Maybe it's not a good idea to put the value inside the sf::VideoMode structure, but a simple getter function à la sf::getCurrentFPSSetting() would not harm anyone, especially if it says in the documentation that there is no garantee that the system will actually display frames at this rate and that it is merely the setting in the window manager.

Feature requests / Re: query the system's current FPS setting
« on: April 25, 2017, 12:02:42 pm »
The refresh rate of monitor could easily be added to sf::VideoMode; I think all back-ends already have this information, it's just a matter of exposing it in the public API.
Plase do!
But I don't think it is relevant.
I beg to differ: It would be a good starting point. Currently I am using some default which seems sensible, assuming 50fps. If I had information from the system, I could use that as the starting point and with a bit of luck this starting point is better than guessing a 'plausible' value.

Feature requests / Re: query the system's current FPS setting
« on: April 25, 2017, 11:47:05 am »
The refresh rate of monitor(s) is not hard to extract

This is precisely what I want. I'm not sure if one can query the refresh rate of the monitor itself, but I'd like to get the rate at which the system is sending frames out to it. If you know of a portable way of extracting the refresh rate of monitor, please let me know!

One solution is to measure the duration between two consecutive (empty) frames when the application starts.

I'd like to avoid trickery like this - and if the information is easy to get, why choose a complicated way of getting it  ;)

... but without knowing exactly what you do, it's hard to say more.

I'm writing an image viewer allowing all kinds of manipulations like zoom, pan and rotate, and I animate these manipulations smoothly, relying of a fixed frame rate, and the vsync to display every frame in time. I can adapt rendering times by rendering to a smaller frame, which I let SFML display enlarged by using a view. This way, may (CPU-based) rendering time can be adapted to what the system can handle, while the upsacling of the small frame which I've rendered is done via SFML/openGL and takes next to no time. When at rest after animating the zoom, pan, etc, I render to full resolution again.

To keep this process running smoothly, I render in a separate thread and buffer a few frames. This way, even if the rendering times vary from frame to frame I don't get stutter because with a few frames buffered it all averages out.
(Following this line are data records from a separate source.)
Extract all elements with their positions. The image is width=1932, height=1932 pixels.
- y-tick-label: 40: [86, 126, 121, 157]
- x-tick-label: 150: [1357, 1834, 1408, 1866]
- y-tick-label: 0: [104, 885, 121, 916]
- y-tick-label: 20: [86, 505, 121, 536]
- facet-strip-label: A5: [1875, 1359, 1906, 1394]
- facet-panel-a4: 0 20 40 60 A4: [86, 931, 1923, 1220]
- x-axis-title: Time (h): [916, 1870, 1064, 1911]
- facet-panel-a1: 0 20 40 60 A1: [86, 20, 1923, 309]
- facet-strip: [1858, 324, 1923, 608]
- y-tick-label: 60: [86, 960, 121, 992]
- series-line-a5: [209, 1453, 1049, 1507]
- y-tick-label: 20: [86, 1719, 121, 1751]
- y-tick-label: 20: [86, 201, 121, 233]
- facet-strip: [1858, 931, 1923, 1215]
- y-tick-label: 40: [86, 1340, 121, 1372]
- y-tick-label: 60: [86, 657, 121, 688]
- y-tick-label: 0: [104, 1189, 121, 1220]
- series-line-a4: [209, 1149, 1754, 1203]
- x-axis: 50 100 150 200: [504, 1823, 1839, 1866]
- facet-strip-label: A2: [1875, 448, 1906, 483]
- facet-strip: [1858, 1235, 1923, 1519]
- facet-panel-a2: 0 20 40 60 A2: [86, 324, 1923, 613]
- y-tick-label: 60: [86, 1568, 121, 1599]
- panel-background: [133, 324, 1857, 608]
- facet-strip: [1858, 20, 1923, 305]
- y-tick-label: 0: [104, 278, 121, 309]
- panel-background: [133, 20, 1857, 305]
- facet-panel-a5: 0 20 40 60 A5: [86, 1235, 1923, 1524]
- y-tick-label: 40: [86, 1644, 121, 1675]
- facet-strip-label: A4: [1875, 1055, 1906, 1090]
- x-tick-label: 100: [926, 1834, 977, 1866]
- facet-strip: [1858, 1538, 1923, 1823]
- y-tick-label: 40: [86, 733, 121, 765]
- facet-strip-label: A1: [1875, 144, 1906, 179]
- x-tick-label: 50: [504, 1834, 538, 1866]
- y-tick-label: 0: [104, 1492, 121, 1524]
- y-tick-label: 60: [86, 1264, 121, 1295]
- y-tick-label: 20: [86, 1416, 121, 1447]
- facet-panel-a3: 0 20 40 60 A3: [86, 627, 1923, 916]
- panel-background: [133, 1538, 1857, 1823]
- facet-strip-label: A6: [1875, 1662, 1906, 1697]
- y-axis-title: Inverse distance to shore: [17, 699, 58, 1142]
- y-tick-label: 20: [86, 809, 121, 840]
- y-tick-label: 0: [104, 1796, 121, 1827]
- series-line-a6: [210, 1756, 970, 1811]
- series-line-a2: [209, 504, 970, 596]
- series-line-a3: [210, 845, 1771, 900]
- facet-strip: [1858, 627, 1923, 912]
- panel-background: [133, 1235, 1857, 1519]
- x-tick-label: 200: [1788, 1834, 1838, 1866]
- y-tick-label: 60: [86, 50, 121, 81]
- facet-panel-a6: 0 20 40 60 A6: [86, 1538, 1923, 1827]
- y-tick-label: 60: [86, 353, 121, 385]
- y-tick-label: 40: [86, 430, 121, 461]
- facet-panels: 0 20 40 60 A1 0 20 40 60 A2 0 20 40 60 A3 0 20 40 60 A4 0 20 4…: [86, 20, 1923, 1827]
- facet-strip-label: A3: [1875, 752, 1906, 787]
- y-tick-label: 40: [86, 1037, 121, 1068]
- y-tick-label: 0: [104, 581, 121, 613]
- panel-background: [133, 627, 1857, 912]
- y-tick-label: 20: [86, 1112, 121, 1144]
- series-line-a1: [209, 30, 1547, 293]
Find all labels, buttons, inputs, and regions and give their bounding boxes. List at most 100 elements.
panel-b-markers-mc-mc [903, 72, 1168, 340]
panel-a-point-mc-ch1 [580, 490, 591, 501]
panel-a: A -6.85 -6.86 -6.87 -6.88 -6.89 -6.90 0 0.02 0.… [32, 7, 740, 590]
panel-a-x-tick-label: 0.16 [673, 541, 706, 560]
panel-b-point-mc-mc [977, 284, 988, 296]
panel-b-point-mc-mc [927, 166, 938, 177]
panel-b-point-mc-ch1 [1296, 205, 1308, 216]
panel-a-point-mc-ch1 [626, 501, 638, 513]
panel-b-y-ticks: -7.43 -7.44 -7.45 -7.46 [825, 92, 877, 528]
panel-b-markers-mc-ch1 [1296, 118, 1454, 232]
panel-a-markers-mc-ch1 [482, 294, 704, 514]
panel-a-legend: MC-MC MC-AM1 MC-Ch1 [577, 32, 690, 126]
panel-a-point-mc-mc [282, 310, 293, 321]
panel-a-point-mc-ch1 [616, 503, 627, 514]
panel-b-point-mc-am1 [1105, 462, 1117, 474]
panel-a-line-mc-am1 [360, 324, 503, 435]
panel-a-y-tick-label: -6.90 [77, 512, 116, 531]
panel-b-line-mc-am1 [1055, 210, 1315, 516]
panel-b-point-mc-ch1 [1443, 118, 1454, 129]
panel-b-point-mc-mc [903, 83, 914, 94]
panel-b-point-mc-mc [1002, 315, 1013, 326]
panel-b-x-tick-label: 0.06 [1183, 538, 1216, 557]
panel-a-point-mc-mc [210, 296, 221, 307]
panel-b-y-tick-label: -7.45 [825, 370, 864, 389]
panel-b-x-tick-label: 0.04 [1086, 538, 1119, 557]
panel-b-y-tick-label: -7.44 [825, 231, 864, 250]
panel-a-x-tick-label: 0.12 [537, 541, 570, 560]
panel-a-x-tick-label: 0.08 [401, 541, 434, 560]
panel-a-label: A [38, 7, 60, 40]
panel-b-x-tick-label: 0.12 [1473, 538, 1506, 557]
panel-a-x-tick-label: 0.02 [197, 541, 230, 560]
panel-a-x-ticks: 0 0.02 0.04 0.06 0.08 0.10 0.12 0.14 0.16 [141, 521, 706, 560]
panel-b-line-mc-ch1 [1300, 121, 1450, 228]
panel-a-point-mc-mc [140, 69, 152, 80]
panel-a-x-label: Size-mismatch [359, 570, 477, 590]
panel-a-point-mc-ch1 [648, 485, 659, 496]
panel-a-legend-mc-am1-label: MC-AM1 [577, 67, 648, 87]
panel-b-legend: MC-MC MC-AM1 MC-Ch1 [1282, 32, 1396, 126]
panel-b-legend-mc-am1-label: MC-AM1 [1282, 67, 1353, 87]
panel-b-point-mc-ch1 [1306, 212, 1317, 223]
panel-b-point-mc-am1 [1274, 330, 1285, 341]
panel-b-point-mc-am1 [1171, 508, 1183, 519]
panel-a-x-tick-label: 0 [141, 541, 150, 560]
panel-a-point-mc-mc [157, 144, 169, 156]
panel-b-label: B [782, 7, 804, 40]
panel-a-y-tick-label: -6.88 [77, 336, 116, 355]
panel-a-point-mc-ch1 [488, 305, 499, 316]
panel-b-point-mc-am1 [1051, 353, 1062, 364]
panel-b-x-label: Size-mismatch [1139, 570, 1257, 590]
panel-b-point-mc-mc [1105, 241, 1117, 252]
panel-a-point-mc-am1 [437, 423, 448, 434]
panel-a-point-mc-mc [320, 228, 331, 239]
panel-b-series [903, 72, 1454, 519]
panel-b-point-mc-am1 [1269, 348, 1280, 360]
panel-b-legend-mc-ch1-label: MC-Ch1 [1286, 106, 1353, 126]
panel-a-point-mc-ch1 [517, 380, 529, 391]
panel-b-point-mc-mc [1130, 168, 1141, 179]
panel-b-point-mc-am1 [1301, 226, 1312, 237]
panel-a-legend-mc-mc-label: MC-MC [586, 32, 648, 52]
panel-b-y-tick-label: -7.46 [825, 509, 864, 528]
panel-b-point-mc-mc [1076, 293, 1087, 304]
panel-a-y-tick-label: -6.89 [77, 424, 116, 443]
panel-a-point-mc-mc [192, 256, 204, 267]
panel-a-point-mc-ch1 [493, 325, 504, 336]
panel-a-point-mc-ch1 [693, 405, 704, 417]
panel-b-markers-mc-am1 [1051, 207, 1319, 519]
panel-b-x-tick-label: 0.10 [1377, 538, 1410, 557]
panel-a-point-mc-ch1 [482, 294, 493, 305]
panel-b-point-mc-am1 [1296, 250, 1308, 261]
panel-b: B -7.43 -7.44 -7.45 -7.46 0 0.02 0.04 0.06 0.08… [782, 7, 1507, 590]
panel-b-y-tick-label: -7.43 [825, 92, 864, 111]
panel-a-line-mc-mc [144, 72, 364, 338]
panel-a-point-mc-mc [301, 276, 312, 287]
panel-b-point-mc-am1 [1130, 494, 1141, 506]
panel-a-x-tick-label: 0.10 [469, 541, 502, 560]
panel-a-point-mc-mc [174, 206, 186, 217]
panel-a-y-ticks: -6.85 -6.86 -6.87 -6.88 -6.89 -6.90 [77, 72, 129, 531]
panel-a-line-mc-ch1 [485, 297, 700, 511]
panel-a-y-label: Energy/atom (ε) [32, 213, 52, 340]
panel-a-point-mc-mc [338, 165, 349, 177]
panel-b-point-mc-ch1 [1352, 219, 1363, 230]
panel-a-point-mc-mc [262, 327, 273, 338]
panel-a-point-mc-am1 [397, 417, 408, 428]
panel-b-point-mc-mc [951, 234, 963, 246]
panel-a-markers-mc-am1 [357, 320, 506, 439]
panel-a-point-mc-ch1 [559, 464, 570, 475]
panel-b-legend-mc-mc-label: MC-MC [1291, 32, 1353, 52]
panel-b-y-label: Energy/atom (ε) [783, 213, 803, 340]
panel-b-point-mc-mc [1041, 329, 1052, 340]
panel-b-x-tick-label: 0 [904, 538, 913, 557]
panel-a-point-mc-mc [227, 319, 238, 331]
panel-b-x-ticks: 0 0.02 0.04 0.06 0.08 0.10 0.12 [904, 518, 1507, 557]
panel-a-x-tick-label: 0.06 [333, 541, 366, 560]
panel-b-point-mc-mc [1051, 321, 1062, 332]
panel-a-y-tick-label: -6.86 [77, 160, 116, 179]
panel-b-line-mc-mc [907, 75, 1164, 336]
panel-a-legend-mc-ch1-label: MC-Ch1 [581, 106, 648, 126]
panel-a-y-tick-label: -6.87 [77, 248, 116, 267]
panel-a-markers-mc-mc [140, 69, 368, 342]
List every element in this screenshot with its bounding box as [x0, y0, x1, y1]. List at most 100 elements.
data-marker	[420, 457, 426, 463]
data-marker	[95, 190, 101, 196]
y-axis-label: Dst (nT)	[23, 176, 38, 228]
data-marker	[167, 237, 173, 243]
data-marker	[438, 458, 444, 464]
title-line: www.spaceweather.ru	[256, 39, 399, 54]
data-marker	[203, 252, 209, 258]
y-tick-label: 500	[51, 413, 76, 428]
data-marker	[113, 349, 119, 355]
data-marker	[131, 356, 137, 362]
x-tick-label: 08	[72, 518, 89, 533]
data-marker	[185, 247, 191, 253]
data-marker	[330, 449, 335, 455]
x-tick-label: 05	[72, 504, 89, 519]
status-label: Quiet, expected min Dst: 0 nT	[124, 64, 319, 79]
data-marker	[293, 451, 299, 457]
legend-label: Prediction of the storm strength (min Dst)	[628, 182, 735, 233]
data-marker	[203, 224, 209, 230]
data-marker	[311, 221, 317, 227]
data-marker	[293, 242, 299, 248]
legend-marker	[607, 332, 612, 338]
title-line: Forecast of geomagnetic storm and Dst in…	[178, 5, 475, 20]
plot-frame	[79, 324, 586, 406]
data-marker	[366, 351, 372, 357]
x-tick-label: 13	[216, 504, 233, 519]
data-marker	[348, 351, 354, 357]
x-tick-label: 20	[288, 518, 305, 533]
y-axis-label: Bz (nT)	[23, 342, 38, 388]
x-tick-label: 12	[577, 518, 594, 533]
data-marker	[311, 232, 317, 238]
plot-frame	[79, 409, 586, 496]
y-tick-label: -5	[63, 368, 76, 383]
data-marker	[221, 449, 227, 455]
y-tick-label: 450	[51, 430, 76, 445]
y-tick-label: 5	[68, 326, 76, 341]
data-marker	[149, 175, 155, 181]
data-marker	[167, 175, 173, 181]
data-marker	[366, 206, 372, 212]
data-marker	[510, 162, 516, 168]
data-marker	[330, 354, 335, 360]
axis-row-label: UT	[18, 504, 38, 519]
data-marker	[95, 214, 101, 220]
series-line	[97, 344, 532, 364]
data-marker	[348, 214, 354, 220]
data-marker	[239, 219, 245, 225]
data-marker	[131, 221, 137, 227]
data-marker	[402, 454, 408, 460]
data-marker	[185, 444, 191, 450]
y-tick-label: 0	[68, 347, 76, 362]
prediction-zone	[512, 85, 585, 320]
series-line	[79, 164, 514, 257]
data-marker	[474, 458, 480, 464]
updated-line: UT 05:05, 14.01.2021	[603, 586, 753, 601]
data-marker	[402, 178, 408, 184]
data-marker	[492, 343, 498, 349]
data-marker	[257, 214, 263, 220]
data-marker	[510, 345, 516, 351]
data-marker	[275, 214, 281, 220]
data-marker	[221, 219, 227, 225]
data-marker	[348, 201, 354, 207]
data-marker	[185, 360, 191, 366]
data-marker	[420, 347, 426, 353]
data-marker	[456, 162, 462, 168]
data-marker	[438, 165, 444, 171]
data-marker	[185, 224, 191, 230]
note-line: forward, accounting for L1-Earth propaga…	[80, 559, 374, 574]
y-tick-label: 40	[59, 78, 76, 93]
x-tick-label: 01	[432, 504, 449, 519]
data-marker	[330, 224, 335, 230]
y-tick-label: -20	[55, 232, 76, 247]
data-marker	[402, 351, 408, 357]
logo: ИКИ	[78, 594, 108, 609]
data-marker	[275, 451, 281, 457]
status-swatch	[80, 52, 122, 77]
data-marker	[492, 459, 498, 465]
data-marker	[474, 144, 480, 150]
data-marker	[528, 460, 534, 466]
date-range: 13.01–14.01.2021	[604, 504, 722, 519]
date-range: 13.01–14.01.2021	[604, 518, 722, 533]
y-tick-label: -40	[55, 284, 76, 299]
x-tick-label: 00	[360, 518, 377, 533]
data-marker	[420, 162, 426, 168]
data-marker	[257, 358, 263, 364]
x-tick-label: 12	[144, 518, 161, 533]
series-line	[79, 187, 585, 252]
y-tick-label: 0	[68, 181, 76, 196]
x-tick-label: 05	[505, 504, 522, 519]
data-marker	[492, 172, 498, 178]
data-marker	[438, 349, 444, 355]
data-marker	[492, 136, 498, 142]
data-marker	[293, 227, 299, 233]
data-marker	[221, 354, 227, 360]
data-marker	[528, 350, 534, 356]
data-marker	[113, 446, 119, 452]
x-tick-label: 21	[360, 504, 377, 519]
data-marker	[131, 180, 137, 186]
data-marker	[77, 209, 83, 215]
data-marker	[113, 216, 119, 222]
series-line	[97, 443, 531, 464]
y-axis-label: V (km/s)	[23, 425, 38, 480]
Works like a dream, and the latency is so small it doesn't matter - after all, I'm writing an image viewer, not a shooter.

Feature requests / query the system's current FPS setting
« on: April 25, 2017, 10:43:59 am »
Hi group!

I'm looking for a portable way to query the FPS (frames per second) setting of the system my SFML program is running on. So I am *not* looking for a way to measure how many FPS my program is producing, but I want the currently active setting for the display driver. My program is driven by the vertical sync and can adapt it's computational load to produce frames faster or slower, but to get an idea how much time it has to produce a frame, it should know what the system is expecting: If the graphics unit feeds 60 FPS to the monitor, my time budget to render a frame is obviously smaller than it is when it's using 50 or even 30 FPS if I want to supply it with frames at the currently set rate.

While there may be ways to get the information via the system settings, I'd like to do a query from *inside* my program which will work on all systems SFML supports, so that it's portable. I suspect the information should not be too hard to extract - ideally I'd like it to be incorporated, for example, into the sf::VideoMode structure, or to be returned by a simple getter function.